France’s national heritage charity, the Fondation du Patrimoine, has described the state of many of the nation’s chapels, churches, abbeys and cathedrals as “very worrying”, with about 5,000 at risk and nearly 500 in such poor condition that they are closed to the public.
Guillaume Poitrinal, the body’s president, said it was “delighted to see that politicians are finally beginning to understand the threat to our religious buildings: €75m a year could help prevent them from disappearing altogether.”
Many European cathedrals charge tourists. Tickets to Milan’s Duomo cost €10 to €30 (for a fast track pass and terrace access by lift, rather than the stairs), while St Mark’s Basilica in Venice is a more modest €3 (plus €10 for the bell tower).
In Spain, the Mosque-Cathedral of Cordoba costs €13, Seville Cathedral charges €12 and the Sagrada Família in Barcelona €26. Canterbury Cathedral in the UK costs £17, Westminster Abbey £30 and St Paul’s £25.
For notable cathedrals in cities popular with tourists, the income can be substantial: the Sagrada Família, Antoni Gaudí’s masterpiece and the largest unfinished Catholic church in the world, raised more than €125m from its almost 5 million visitors in 2023.
France’s Catholic church, however, remains strongly attached to the principle of free access for all, whether worshipper or tourist, although some cathedrals do charge visitors to enter certain parts of the building, such as bell towers, crypts and treasuries.
Churches and cathedrals must be able to “welcome all, unconditionally – thus necessarily free of charge – regardless of religion, belief, opinions and financial means”, the diocese of Notre Dame said in a stern statement.
It added that given Notre Dame’s design, establishing a system that distinguished between tourists and people coming to the cathedral for private prayer would be “extremely complicated in terms of its practicalities”.
It insisted it was open to “other schemes that do not consist of taxing visitors to the cathedral”, but said a universal €5 entrance fee would “inevitably lead to people declining to visit a building that by its nature should be wide open to all”.
The government’s suggestion could also run into legal difficulties under France’s 1905 secularism law, which separated the church and the state, transferring – among other things – the ownership of religious buildings from the former to the latter.
The law states that church visits “cannot be subject to any tax or duty”. Churches may charge visitors to enter certain rooms, for example, the bell tower, as Notre Dame itself did (for €17) before the fire, “but you cannot charge for access to the building itself”, said Maëlle Comte, a public law lecturer at Jean Monnet University.
Since the 1905 law is not part of the French constitution, some legal experts have suggested the government, if it was really determined, could simply rewrite it.
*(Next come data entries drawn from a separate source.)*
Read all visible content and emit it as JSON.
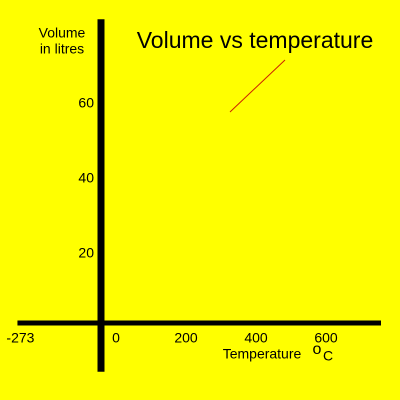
{
  "chart_data": {
    "type": "line",
    "title": "Volume  vs temperature",
    "y_label": [
      "Volume",
      "in litres"
    ],
    "x_label": "Temperature",
    "x_unit": [
      "o",
      "C"
    ],
    "series": [],
    "xlim": [
      -273,
      800
    ],
    "xticks": [
      -273,
      0,
      200,
      400,
      600
    ],
    "ylim": [
      -13,
      81
    ],
    "yticks": [
      20,
      40,
      60
    ],
    "grid": false,
    "axis_color": "#000000",
    "background": "#ffff00"
  }
}
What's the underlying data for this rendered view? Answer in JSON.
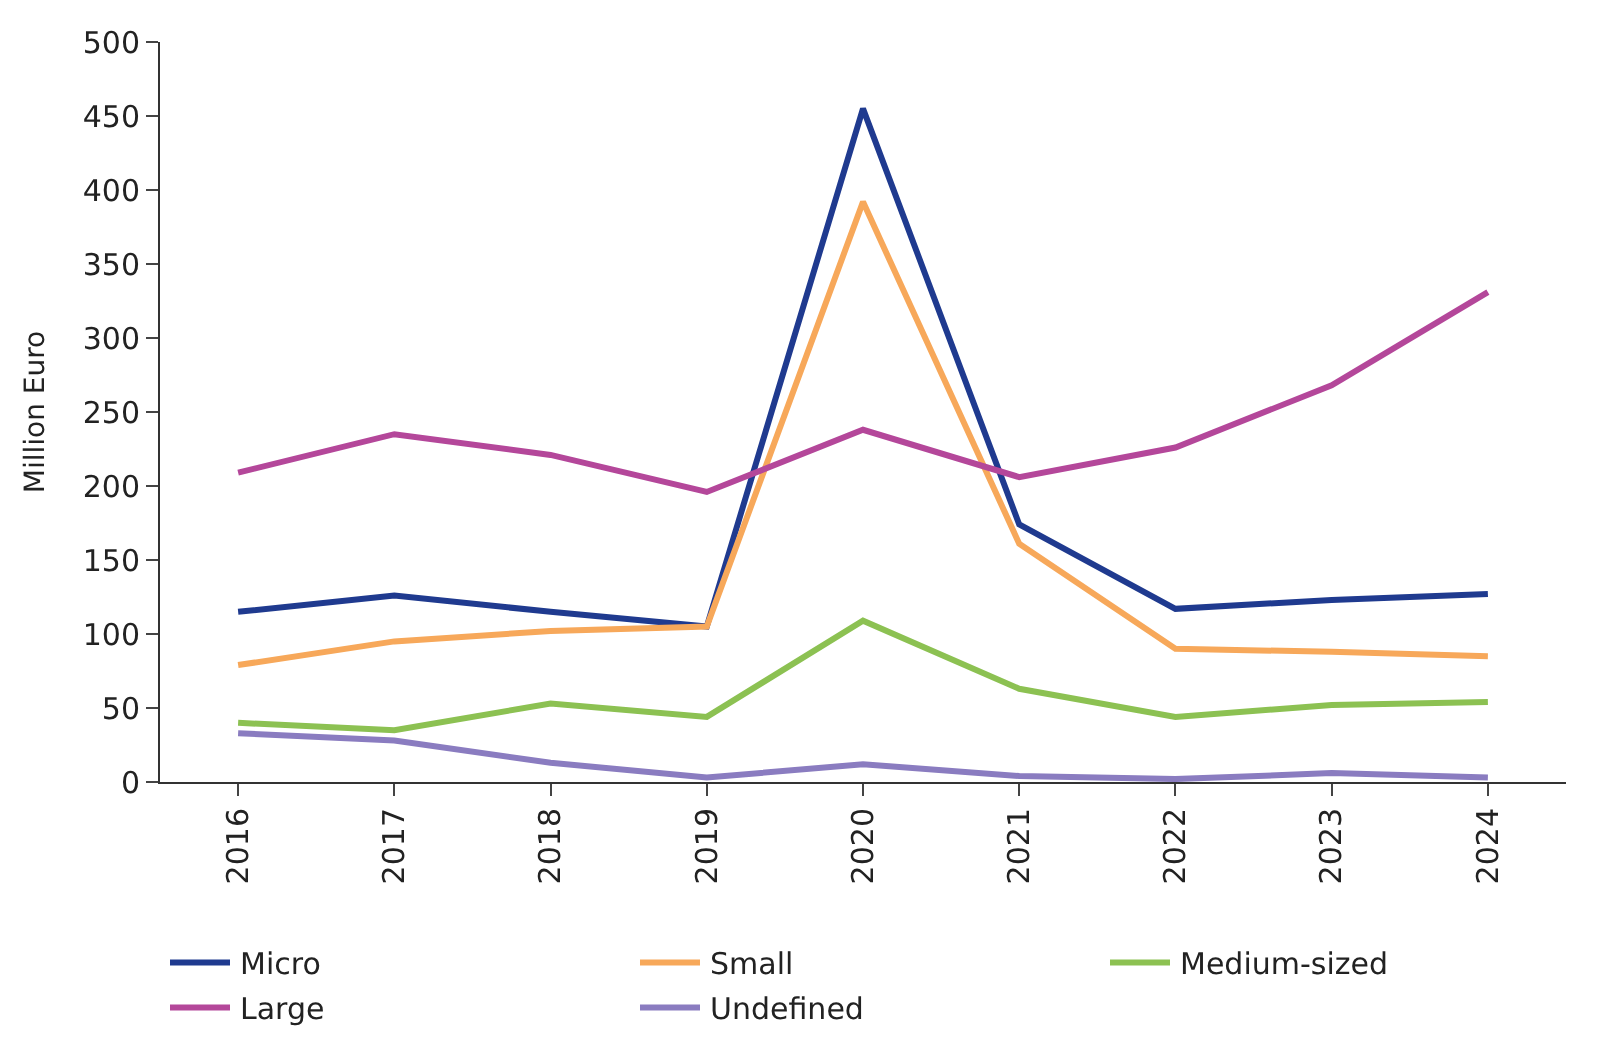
{
  "chart_data": {
    "type": "line",
    "ylabel": "Million Euro",
    "categories": [
      "2016",
      "2017",
      "2018",
      "2019",
      "2020",
      "2021",
      "2022",
      "2023",
      "2024"
    ],
    "ylim": [
      0,
      500
    ],
    "yticks": [
      0,
      50,
      100,
      150,
      200,
      250,
      300,
      350,
      400,
      450,
      500
    ],
    "legend": "bottom",
    "marker": "none",
    "line_style": "solid",
    "series": [
      {
        "name": "Micro",
        "color": "#1f3a8f",
        "values": [
          115,
          126,
          115,
          105,
          455,
          174,
          117,
          123,
          127
        ]
      },
      {
        "name": "Small",
        "color": "#f7a85a",
        "values": [
          79,
          95,
          102,
          105,
          392,
          161,
          90,
          88,
          85
        ]
      },
      {
        "name": "Medium-sized",
        "color": "#8cc152",
        "values": [
          40,
          35,
          53,
          44,
          109,
          63,
          44,
          52,
          54
        ]
      },
      {
        "name": "Large",
        "color": "#b4479a",
        "values": [
          209,
          235,
          221,
          196,
          238,
          206,
          226,
          268,
          331
        ]
      },
      {
        "name": "Undefined",
        "color": "#8a7cc0",
        "values": [
          33,
          28,
          13,
          3,
          12,
          4,
          2,
          6,
          3
        ]
      }
    ]
  }
}
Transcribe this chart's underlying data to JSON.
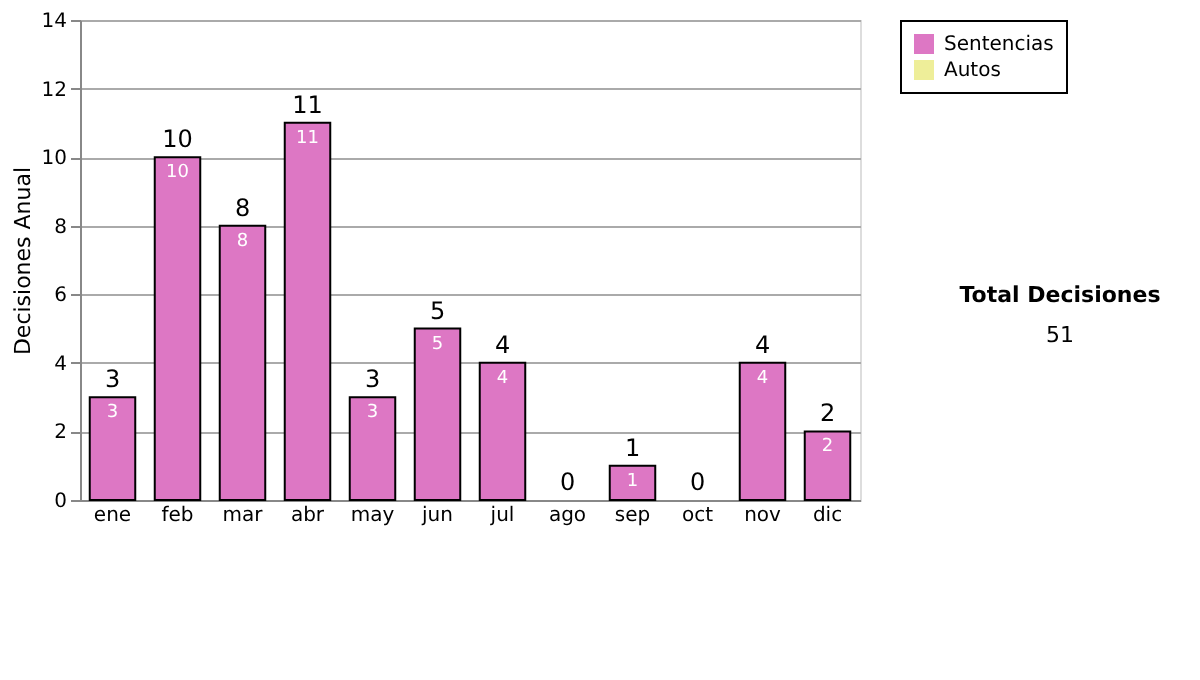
{
  "chart_data": {
    "type": "bar",
    "stacked": true,
    "ylabel": "Decisiones Anual",
    "categories": [
      "ene",
      "feb",
      "mar",
      "abr",
      "may",
      "jun",
      "jul",
      "ago",
      "sep",
      "oct",
      "nov",
      "dic"
    ],
    "series": [
      {
        "name": "Sentencias",
        "color": "#dd77c4",
        "values": [
          3,
          10,
          8,
          11,
          3,
          5,
          4,
          0,
          1,
          0,
          4,
          2
        ],
        "value_labels": [
          "3",
          "10",
          "8",
          "11",
          "3",
          "5",
          "4",
          null,
          "1",
          null,
          "4",
          "2"
        ]
      },
      {
        "name": "Autos",
        "color": "#eeee99",
        "values": [
          0,
          0,
          0,
          0,
          0,
          0,
          0,
          0,
          0,
          0,
          0,
          0
        ]
      }
    ],
    "totals": [
      "3",
      "10",
      "8",
      "11",
      "3",
      "5",
      "4",
      "0",
      "1",
      "0",
      "4",
      "2"
    ],
    "ylim": [
      0,
      14
    ],
    "yticks": [
      0,
      2,
      4,
      6,
      8,
      10,
      12,
      14
    ],
    "grid": "y",
    "legend": "right",
    "annotations": [
      "Total Decisiones",
      "51"
    ]
  }
}
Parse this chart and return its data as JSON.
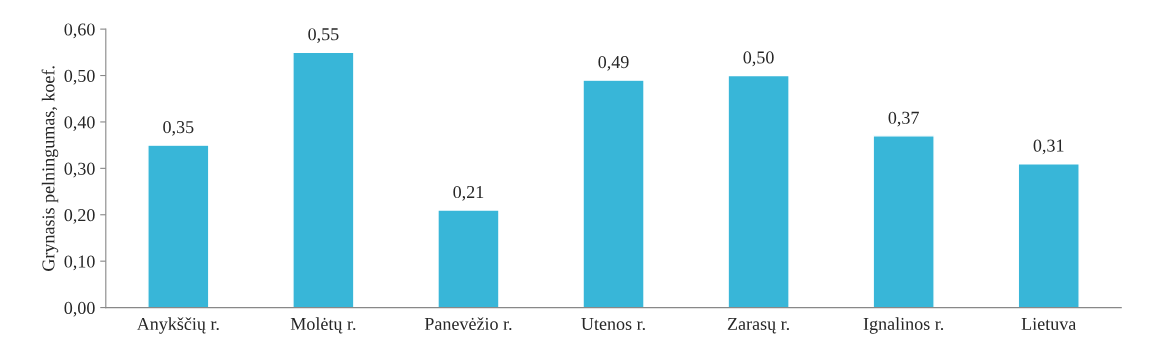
{
  "chart_data": {
    "type": "bar",
    "ylabel": "Grynasis pelningumas, koef.",
    "categories": [
      "Anykščių r.",
      "Molėtų r.",
      "Panevėžio r.",
      "Utenos r.",
      "Zarasų r.",
      "Ignalinos r.",
      "Lietuva"
    ],
    "values": [
      0.35,
      0.55,
      0.21,
      0.49,
      0.5,
      0.37,
      0.31
    ],
    "value_labels": [
      "0,35",
      "0,55",
      "0,21",
      "0,49",
      "0,50",
      "0,37",
      "0,31"
    ],
    "color": "#38b6d8",
    "ylim": [
      0,
      0.6
    ],
    "yticks": [
      {
        "value": 0,
        "label": "0,00"
      },
      {
        "value": 0.1,
        "label": "0,10"
      },
      {
        "value": 0.2,
        "label": "0,20"
      },
      {
        "value": 0.3,
        "label": "0,30"
      },
      {
        "value": 0.4,
        "label": "0,40"
      },
      {
        "value": 0.5,
        "label": "0,50"
      },
      {
        "value": 0.6,
        "label": "0,60"
      }
    ],
    "grid": false,
    "legend": false
  }
}
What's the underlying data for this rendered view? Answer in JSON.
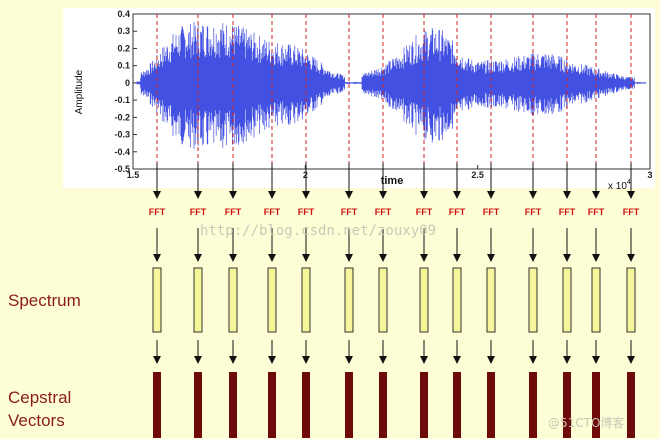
{
  "plot": {
    "ylabel": "Amplitude",
    "xlabel": "time",
    "x_ticks": [
      "1.5",
      "2",
      "2.5",
      "3"
    ],
    "y_ticks": [
      "0.4",
      "0.3",
      "0.2",
      "0.1",
      "0",
      "-0.1",
      "-0.2",
      "-0.3",
      "-0.4",
      "-0.5"
    ],
    "x_multiplier": "x 10",
    "x_exponent": "4",
    "waveform_color": "#2233dd",
    "frame_line_color": "#cc2222"
  },
  "frames": {
    "count": 14,
    "fft_label": "FFT",
    "fft_color": "#cc1111",
    "spectrum_fill": "#f5f59a",
    "cepstral_fill": "#6e0a0a"
  },
  "labels": {
    "spectrum": "Spectrum",
    "cepstral_line1": "Cepstral",
    "cepstral_line2": "Vectors"
  },
  "watermarks": {
    "url": "http://blog.csdn.net/zouxy09",
    "corner": "@51CTO博客"
  }
}
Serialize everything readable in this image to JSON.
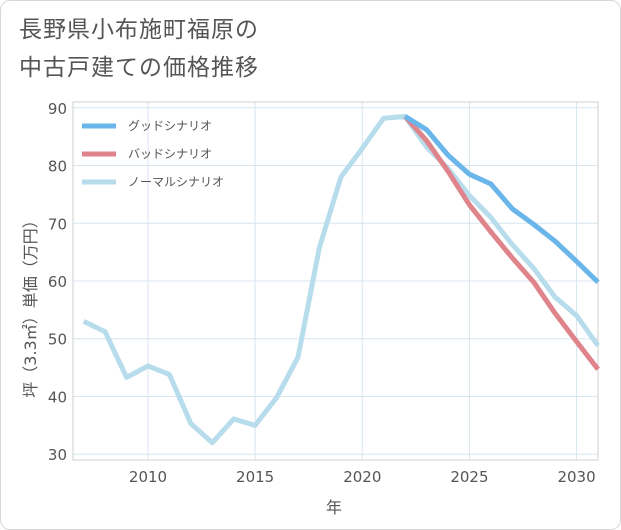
{
  "title": "長野県小布施町福原の\n中古戸建ての価格推移",
  "chart_data": {
    "type": "line",
    "xlabel": "年",
    "ylabel": "坪（3.3㎡）単価（万円）",
    "xlim": [
      2006.5,
      2031
    ],
    "ylim": [
      29,
      91
    ],
    "x_ticks": [
      2010,
      2015,
      2020,
      2025,
      2030
    ],
    "y_ticks": [
      30,
      40,
      50,
      60,
      70,
      80,
      90
    ],
    "grid": true,
    "legend_position": "top-left",
    "series": [
      {
        "name": "グッドシナリオ",
        "color": "#6ab6ea",
        "x": [
          2022,
          2023,
          2024,
          2025,
          2026,
          2027,
          2028,
          2029,
          2030,
          2031
        ],
        "y": [
          88.5,
          86.2,
          81.8,
          78.5,
          76.8,
          72.5,
          69.8,
          66.9,
          63.4,
          59.8
        ]
      },
      {
        "name": "バッドシナリオ",
        "color": "#e0848c",
        "x": [
          2022,
          2023,
          2024,
          2025,
          2026,
          2027,
          2028,
          2029,
          2030,
          2031
        ],
        "y": [
          88.5,
          84.3,
          79.0,
          73.2,
          68.5,
          64.0,
          59.8,
          54.4,
          49.5,
          44.7
        ]
      },
      {
        "name": "ノーマルシナリオ",
        "color": "#b7dcec",
        "x": [
          2007,
          2008,
          2009,
          2010,
          2011,
          2012,
          2013,
          2014,
          2015,
          2016,
          2017,
          2018,
          2019,
          2020,
          2021,
          2022,
          2023,
          2024,
          2025,
          2026,
          2027,
          2028,
          2029,
          2030,
          2031
        ],
        "y": [
          53.0,
          51.2,
          43.3,
          45.3,
          43.8,
          35.3,
          32.0,
          36.1,
          35.0,
          39.8,
          46.8,
          65.8,
          78.0,
          83.0,
          88.2,
          88.5,
          83.2,
          79.5,
          74.8,
          71.0,
          66.3,
          62.2,
          57.2,
          54.0,
          48.8
        ]
      }
    ]
  }
}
Either way, said Ariel Weil, the mayor of central Paris, something needs to be done.
“The minister’s proposal as it stands may not be possible,” Weil told Radio France, “but it does raise the question of the huge number of visitors to Notre Dame and the colossal investments required in our religious heritage nationwide.”
It was by no means absurd, Weil said, to ask “whether 12, 13, 14 million visitors a year could not do their bit. Perhaps a voluntary contribution, with a suggested fee at the entrance? There’s a price, but you don’t have to pay it.”
Stéphane Bern, Macron’s heritage adviser, would go further. “Not when there’s a service on,” he said. “It’s the house of God; it must be free then. But is it really so bad to charge tourists in shorts, with cameras round their necks?”